A general topology identification framework for distribution systems using smart meter and μ-PMU measurements

Abstract

To enhance topology observability of the power distribution network (PDN), a general topology identification framework using multiple measurement data records of nodal voltages and currents is constructed in this paper. The framework includes three topology identification approaches to handle different situations.

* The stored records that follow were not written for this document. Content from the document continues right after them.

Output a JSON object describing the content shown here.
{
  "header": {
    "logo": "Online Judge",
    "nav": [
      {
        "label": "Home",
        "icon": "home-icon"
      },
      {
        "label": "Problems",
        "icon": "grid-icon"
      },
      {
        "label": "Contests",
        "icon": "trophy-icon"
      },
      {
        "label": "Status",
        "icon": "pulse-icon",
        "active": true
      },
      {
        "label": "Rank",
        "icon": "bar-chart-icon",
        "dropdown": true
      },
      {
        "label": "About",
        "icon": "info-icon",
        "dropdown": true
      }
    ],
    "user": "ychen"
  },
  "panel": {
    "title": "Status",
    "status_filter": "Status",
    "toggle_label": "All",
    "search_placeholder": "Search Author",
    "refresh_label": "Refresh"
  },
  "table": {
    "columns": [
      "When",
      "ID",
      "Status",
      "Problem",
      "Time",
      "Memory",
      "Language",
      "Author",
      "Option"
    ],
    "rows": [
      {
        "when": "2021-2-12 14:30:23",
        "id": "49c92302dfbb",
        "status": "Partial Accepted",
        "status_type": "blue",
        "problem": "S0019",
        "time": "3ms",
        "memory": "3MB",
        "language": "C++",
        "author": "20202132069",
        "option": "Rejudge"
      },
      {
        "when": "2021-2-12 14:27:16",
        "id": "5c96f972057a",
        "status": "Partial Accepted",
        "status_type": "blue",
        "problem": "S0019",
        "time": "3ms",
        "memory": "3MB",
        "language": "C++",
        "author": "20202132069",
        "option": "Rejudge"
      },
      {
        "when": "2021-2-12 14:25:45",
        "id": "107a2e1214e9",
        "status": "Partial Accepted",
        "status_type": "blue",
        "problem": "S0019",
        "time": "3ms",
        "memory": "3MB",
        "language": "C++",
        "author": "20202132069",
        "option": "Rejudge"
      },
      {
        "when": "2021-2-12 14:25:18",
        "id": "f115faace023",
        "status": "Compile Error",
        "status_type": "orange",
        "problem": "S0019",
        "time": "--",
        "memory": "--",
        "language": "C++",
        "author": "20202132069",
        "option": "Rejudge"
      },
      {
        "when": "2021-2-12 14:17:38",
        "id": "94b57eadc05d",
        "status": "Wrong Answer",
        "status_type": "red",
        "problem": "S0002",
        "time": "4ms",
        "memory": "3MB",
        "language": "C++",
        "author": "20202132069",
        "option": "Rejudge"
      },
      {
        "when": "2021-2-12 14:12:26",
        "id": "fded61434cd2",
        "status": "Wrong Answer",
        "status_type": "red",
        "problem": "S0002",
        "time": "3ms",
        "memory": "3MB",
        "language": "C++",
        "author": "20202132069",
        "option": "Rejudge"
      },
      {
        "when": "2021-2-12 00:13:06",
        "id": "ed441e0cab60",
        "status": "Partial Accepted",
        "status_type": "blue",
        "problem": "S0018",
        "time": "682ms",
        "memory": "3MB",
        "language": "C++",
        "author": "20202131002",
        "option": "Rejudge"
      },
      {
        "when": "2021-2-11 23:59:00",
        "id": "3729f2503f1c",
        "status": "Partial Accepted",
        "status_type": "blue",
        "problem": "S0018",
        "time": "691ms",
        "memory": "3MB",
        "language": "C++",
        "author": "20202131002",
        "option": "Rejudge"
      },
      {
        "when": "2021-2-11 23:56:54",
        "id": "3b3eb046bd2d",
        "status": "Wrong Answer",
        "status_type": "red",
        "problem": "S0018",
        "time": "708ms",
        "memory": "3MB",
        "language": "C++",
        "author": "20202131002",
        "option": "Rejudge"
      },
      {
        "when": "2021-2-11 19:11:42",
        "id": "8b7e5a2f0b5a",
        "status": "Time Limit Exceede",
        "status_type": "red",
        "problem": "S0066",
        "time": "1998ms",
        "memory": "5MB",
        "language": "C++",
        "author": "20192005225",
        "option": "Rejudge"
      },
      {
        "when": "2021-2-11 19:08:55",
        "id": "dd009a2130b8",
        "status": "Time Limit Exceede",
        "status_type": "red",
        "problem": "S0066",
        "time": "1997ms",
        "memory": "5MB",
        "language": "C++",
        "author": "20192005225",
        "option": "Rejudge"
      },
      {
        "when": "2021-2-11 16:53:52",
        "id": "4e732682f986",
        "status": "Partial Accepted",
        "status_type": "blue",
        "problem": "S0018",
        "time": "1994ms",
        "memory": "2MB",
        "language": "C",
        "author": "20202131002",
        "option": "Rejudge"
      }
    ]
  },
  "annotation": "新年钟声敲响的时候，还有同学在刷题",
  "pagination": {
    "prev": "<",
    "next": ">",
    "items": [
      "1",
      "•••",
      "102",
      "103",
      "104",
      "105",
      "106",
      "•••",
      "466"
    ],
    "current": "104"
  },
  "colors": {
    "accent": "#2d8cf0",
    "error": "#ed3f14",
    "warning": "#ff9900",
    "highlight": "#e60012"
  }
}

The first approach describes a modified three-stage heuristic procedure for the single topology identification while leveraging the sparsity feature of the nodal admittance matrix, which can lead to more accurate identification results than the base model in the literature; The second approach presents a multi-topology identification model to process the measurement data set with a given number of topologies, which classifies records into a fixed number of topology categories and then determines the nodal admittance matrix for each topology category; The third approach designs a two-stage procedure for the measurement data set containing an unknown number of topologies, which determines the number of topologies, the record classification, and the nodal admittance matrices of individual topologies. Effectiveness of the proposed models in efficiently identifying the PDN’s topologies is illustrated via several cases, with measurement data sets containing a given or an unknown number of topologies. In addition, the sensitivity analysis quantifies the influence of the number of records, the standard deviation of measurement errors, and the pre-specified maximum number of nonzero elements in each column of the nodal admittance matrix on the accuracy of the identification results.